CİNSİYETE DAYALI EŞİTSİZLİK
Yunanistan'da ataerkilliğin pek çok aşaması olduğunu belirten Monaki, “Bunlar cinsiyete dayalı şiddet, kadın cinayetleri ve istismar olarak karşımıza çıkıyor. Her yıl binlerce kadın öldürülüyor ve binlercesi de cinsiyet temelli tacizlere maruz kalıyor. Sadece 2023'ün ilk aylarında 6 bin cinsiyete dayalı şiddet olayı kaydedildi. İşyerlerinde ücretlerdeki cinsiyet eşitsizliği, fırsat eşitsizliği, taciz ve psikolojik şiddetten bahsetmiyorum bile” ifadelerini kullandı.

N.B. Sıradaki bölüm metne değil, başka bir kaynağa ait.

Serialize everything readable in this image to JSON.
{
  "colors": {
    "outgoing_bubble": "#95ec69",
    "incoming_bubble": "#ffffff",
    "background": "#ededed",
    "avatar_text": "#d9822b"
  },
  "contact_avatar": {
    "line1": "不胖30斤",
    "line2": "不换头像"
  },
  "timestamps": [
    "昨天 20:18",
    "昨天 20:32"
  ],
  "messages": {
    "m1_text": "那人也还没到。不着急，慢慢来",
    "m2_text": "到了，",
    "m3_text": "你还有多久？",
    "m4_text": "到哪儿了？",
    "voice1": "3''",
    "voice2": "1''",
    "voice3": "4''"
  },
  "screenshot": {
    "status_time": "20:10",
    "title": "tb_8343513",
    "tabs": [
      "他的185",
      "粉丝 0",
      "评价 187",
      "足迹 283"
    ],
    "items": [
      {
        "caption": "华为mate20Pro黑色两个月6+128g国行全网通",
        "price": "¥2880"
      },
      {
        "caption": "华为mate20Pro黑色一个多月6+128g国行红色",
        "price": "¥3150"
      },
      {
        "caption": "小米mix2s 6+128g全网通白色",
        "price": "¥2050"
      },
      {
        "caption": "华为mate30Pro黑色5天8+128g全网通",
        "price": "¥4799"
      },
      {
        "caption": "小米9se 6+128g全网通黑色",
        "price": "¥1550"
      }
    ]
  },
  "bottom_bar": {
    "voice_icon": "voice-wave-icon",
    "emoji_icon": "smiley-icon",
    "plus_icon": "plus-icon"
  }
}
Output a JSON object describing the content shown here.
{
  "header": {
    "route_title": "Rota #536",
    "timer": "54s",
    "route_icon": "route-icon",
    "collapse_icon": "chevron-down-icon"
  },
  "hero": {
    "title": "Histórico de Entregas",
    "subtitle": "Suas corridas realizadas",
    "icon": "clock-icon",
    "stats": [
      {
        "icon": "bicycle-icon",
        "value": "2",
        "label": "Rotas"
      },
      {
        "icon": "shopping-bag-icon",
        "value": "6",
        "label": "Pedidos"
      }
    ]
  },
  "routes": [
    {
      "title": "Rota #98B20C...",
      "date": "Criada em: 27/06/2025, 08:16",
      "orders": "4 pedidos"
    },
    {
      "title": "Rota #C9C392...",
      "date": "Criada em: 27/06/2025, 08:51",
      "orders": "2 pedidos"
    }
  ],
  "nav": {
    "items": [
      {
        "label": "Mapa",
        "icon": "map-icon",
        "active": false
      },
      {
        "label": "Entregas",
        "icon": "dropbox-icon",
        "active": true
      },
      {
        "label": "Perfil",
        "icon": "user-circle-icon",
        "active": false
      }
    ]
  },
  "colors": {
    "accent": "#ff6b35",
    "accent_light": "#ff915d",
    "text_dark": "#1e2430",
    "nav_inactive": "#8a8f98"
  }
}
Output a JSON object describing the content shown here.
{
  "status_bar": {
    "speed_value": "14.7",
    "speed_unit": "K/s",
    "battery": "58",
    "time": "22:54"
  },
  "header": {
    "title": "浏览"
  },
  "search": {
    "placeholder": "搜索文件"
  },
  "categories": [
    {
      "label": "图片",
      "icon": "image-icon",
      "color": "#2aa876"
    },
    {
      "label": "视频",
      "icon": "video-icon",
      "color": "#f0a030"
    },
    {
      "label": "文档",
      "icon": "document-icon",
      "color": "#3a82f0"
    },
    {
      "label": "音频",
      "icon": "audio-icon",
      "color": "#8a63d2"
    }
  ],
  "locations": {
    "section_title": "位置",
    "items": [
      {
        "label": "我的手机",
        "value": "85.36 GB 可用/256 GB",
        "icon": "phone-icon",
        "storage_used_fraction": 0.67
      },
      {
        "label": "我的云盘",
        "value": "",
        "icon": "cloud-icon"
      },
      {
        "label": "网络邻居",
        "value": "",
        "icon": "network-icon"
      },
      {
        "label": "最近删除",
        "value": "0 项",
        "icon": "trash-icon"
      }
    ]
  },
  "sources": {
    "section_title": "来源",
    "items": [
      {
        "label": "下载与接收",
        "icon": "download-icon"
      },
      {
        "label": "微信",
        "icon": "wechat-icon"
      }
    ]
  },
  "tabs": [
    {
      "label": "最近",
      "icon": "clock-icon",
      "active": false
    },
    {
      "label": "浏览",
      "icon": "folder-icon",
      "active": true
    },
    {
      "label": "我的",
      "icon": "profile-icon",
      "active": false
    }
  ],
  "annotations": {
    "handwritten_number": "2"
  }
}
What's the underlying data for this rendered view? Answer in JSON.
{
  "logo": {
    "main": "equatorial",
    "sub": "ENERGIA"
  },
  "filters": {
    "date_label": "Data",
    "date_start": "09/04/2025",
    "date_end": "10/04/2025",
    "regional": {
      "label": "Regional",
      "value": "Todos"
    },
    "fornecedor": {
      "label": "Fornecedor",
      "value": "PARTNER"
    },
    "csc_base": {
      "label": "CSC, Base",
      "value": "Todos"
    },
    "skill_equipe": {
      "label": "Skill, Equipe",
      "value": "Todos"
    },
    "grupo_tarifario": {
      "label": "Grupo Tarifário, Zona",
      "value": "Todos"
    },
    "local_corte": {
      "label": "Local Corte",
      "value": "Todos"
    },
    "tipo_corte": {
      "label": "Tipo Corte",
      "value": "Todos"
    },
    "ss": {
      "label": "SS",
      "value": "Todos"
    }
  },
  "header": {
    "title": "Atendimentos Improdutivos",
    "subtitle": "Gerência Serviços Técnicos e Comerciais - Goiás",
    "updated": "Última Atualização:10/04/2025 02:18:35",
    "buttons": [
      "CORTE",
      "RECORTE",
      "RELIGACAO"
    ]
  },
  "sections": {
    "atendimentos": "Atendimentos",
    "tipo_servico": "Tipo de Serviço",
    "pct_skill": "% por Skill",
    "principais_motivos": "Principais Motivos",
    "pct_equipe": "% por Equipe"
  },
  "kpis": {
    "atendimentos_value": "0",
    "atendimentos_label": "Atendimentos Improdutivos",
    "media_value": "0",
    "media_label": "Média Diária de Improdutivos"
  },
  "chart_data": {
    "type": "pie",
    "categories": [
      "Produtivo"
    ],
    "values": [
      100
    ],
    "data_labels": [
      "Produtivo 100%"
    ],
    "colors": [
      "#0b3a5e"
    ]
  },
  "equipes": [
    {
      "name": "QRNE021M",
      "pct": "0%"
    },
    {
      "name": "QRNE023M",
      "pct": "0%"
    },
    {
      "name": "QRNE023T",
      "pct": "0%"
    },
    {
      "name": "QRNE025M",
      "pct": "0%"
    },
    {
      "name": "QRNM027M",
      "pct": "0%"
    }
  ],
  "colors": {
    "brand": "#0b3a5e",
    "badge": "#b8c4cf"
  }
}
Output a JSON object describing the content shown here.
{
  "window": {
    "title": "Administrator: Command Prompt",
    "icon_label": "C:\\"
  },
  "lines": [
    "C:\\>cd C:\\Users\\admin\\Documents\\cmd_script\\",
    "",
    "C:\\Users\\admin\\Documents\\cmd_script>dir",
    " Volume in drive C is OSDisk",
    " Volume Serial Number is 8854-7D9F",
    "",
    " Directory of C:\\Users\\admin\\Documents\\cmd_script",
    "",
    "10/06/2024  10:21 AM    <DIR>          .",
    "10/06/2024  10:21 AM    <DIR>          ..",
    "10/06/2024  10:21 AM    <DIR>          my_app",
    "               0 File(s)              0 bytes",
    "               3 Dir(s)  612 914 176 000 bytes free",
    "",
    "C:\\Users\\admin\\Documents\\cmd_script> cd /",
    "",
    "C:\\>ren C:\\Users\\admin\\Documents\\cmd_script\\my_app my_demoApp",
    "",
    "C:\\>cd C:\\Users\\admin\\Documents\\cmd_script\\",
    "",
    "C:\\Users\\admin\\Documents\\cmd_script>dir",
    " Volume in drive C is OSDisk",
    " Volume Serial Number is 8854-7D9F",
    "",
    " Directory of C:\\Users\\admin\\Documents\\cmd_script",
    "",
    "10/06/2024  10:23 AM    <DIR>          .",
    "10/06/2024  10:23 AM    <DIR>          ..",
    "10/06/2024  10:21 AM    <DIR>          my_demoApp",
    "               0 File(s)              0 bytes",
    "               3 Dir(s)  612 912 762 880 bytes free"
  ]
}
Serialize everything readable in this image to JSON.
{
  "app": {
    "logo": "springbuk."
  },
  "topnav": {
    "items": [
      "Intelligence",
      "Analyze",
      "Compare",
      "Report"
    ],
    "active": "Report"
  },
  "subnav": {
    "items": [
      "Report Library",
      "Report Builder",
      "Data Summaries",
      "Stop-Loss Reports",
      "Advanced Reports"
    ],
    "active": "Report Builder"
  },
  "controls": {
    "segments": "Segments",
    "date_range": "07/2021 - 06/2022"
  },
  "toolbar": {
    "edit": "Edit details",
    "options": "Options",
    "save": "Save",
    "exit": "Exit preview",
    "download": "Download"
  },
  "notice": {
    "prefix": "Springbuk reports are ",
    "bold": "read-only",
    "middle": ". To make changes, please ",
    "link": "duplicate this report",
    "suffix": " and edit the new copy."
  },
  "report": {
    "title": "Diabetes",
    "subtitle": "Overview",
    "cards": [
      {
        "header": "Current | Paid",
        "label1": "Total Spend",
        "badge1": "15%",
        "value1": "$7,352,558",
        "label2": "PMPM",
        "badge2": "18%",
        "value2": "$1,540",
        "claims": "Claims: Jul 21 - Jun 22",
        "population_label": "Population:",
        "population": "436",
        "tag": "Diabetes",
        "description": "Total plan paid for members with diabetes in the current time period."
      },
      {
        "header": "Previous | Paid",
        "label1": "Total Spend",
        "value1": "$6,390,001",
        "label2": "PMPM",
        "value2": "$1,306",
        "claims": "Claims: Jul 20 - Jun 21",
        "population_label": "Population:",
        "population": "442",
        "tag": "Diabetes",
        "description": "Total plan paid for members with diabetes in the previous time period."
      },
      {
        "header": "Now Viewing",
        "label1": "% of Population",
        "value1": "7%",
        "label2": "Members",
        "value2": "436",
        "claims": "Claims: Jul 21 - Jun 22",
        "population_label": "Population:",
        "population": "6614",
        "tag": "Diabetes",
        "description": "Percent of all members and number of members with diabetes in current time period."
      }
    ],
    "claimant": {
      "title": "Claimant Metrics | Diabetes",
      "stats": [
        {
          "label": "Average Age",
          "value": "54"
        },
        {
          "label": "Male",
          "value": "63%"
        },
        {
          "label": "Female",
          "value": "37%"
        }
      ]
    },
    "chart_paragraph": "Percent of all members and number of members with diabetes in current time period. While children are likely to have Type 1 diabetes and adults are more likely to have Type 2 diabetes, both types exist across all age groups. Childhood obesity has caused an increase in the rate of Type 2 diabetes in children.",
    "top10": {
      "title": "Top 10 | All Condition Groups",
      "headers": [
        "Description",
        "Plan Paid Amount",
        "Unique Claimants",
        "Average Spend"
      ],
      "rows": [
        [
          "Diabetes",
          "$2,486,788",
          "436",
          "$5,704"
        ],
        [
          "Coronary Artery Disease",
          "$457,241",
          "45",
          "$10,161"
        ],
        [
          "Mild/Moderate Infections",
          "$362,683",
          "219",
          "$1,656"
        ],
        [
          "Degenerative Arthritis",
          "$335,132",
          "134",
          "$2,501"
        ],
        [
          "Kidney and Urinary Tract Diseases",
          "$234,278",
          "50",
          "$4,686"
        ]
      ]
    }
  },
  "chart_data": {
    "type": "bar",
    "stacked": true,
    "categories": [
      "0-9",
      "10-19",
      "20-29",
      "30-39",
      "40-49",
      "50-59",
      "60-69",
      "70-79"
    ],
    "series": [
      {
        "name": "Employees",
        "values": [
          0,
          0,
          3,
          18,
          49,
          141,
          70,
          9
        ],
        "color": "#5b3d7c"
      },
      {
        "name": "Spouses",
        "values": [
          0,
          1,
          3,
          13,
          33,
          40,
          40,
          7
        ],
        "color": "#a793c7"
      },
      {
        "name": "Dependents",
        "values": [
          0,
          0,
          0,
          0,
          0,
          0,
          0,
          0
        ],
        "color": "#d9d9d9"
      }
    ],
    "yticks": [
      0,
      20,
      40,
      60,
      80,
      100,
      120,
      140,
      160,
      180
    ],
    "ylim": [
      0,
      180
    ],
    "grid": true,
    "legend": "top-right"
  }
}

KENDİ KADERİNİ TAYİN HAKKI
Yunanistan’da çıkarılan her yeni yasanın kadınlar üzerinde etkisi olduğunu söyleyen Monaki, “Bu yasalarla kadının gücünü zayıflatmak ve sömürmek amaçlanıyor. Aynı zamanda kadınların annelik hakkını da görmezden gelen yasalar var. Tabi ki bunların hepsi devlet politikası. Kilise ve aşırı sağ gruplar, kadınların kendi kaderini tayin etmesine korkunç politikalarla karşı durmaya çalışıyor. Ama Yunanistan'daki radikal feminist ve sınıf hareketi de her geçen gün ve her yıl güçleniyor. Ataerkilliğe ve kapitalizme karşı mücadele ediyoruz. Bu aşağılık sistemin krizde olduğunu biliyoruz ve maalesef bu sistem en çok dünyadaki yoksullara saldırıyor. Bu da savaşları ve vahşi sömürüyü doğuruyor” dedi.
‘EŞİT HAKLAR İSTİYORUZ'
Mültecilere yönelik politikalara da değinen Monaki, şöyle devam etti: “Göçmen insanlar ve LGBTİQ+’lar tüm bu savaşların ve insan ticaretinin ana mağdurlarıdır. 25 Kasım’da dünya kadınlarına bir mesaj vermeliyiz; feminist ve işçi hareketler birlikte bu döngüyü durdurabilecek güce sahip. Eşitlik ve özgürlük için mücadele etmeliyiz. Cinsiyete dayalı şiddetin her türünden kurtulmak için mücadele etmeliyiz. Bu bizim seçtiğimiz yoldur. Tecavüz kültürüne toleransımız yok. Kadına yönelik şiddete, cinsel istismara, tacize toleransımız yoktur. Eşit işe eşit ücret için mücadele ediyoruz. Herkes için eşit iş için eşit haklar istiyoruz. Göçmenlerin taşınma, barınma, sağlık, eğitim, istihdam haklarının tümünü istiyoruz ve en önemlisi soykırım çanları çaldığında sessiz kalmayacağız. Sömürgeciliğe ve soykırıma, ne zaman ve nerede uygulanırsa karşıyız. Hepimiz özgür olana kadar hiçbirimiz özgür değiliz.”